Comment distribuer les vaccins Covid-19

Mais s’agit-il d’un mode de distribution équitable, étant donné qu’une population nombreuse ne signifie pas nécessairement que le besoin de vaccin est plus important ?

La distribution des vaccins est difficile en période de rareté car elle donne lieu à des spéculations sur des motivations politiques. La rareté se mesure au fait qu’étant donné la population à vacciner, il n’y a pas assez de vaccins aujourd’hui. Le PM a assuré à tout le monde que le Centre en assumerait les frais, ce qui est définitivement positif. Pourtant, étant donné qu’ils ne peuvent pas être importés comme le blé ou les oignons car beaucoup de diligence raisonnable est requise, le rationnement est nécessaire. La science médicale semble également être devenue aussi inconstante que l’économie, l’intervalle avant la deuxième dose étant prolongé en Inde tandis que le monde réduit l’écart. De toute évidence, il s’agit pour les autorités de restaurer leur crédibilité.

Le rationnement est la solution pour le moment, du moins jusqu’à ce que les stocks soient excédentaires et que l’on puisse entrer dans un centre de vaccination et se faire vacciner à volonté, comme cela est possible pour les médicaments en vente libre. Une façon de s’y prendre est de donner les doses maximales aux États les plus peuplés. Ici, l’Uttar Pradesh (UP), le Bihar, le Maharashtra, le Bengale occidental (WB), le Madhya Pradesh (MP), le Rajasthan, le Tamil Nadu, le Karnataka, le Gujarat et l’Andhra Pradesh seraient les principaux bénéficiaires. Mais s’agit-il d’un mode de distribution équitable, étant donné qu’une population nombreuse ne signifie pas nécessairement que le besoin de vaccin est plus important ?

Nous devons donc examiner les niveaux d’infection, en termes de part des infections totales dans le pays au cours des 15 derniers mois environ. Cela nous indiquera quels États ont été les plus touchés et nécessitent une attention particulière, car la propagation a été plus rapide pour diverses raisons. L’image change brusquement maintenant. Le Maharashtra représentait 20,2% du nombre total de cas de 28,57 millions (à la fin de la première semaine de juin) depuis le début de la pandémie. C’est vraiment élevé étant donné que les quatre suivants, Karnataka avec 9,3%, Kerala avec 9,1%, Tamil Nadu avec 7,6% et Andhra avec 6%, ont enregistré des proportions à un chiffre. UP et Delhi viennent ensuite avec 5,9% et 5%, respectivement. Cela montre que les États les plus industrialisés (à l’exception de l’UP) ont tendance à avoir une infection Covid-19 plus élevée. Par conséquent, donner la priorité aux vaccins en fonction de la part des infections peut sembler une meilleure façon de le faire, car ces États ont la propension à voir l’infection augmenter rapidement dans la région et nécessitent une préférence.

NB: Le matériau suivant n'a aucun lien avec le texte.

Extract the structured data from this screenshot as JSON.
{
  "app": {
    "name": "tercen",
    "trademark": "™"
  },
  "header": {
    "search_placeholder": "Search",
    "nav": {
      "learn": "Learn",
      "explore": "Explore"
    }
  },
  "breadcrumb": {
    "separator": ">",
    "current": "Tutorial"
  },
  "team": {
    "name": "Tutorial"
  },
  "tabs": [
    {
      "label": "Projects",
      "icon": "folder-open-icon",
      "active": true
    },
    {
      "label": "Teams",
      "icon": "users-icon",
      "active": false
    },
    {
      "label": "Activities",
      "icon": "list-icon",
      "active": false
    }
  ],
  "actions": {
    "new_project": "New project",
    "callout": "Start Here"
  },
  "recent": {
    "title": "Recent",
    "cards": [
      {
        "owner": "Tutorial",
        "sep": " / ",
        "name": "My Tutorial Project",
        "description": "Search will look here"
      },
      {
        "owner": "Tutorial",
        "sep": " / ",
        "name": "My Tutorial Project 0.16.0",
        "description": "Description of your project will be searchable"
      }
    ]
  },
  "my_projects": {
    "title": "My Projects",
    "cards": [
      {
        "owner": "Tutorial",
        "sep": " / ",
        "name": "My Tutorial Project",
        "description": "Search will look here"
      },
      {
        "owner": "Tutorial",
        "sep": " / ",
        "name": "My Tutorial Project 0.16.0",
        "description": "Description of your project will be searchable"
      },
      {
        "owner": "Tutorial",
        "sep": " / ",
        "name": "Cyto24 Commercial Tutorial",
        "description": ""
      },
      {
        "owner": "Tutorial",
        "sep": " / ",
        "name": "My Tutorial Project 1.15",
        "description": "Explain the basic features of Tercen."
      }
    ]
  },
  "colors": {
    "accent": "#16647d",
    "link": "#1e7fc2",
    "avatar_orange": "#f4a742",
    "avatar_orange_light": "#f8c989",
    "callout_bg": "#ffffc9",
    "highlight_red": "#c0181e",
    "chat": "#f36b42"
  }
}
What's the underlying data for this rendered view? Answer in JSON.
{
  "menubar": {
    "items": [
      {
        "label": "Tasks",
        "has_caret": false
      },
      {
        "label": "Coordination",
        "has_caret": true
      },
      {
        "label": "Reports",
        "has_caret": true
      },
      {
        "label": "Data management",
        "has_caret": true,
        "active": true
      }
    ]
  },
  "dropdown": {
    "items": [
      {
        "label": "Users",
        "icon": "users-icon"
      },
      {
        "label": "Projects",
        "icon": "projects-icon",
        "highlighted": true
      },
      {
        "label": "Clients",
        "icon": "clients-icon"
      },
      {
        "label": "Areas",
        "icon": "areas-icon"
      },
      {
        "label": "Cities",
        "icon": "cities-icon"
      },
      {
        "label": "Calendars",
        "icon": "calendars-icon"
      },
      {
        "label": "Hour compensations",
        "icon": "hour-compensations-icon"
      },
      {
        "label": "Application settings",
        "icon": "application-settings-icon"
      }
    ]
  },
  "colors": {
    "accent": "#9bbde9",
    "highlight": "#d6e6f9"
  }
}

Mais, ici aussi, il existe une controverse sur la justesse des chiffres en termes de répartition, car les niveaux de test sont différents d’un État à l’autre. Le Maharashtra, le Kerala, Delhi et le Karnataka ont été très minutieux pour faire tester les gens tandis que d’autres ont été indulgents soit en raison de l’indifférence ou de l’incapacité de tester en raison de limitations, en particulier dans les zones rurales. Le rapport de l’infection à la population est un autre bon moyen de créer une liste de priorités. Ici, le tableau est très différent. Les petits États et les UT ont étonnamment une proportion plus élevée de leur population qui a été infectée. Lakshadweep et Goa ont plus de 10% de la population infectée, alors qu’il est supérieur à 5% pour Delhi, Puducherry, Ladakh et Chandigarh. Maharashtra avait 4,7% et Karnataka 3,9%. Certains comme Bihar, UP et MP ont un niveau d’infection inférieur à 1% et le Gujarat, le Rajasthan et le Bengale occidental comptent entre 1 et 2% de la population infectée.

Par conséquent, il existe différentes manières de distribuer le vaccin et, idéalement, il devrait être piloté par un algorithme qui inclut toutes ces facettes car l’idée est d’abord d’arrêter la propagation du virus dans l’immédiat afin que les chiffres restent sous contrôle et il y a moins de pression sur le système de santé. La population, la part des infections totales, le rapport infection/population sont quelques-uns des indicateurs qui peuvent être utilisés. Ils peuvent être encore stratifiés sous des rubriques telles que les cas actifs (en phase avec la part du nombre d’infections à l’échelle du pays) et les cohortes d’âge/de morbidité qui sont plus vulnérables. Le NITI Aayog devrait construire un modèle d’allocation des vaccins aux États, avec des quotas spécifiques pour les cohortes d’âge vulnérables, car il semble y avoir une relation étroite entre l’activité dans les États et les tranches d’âge.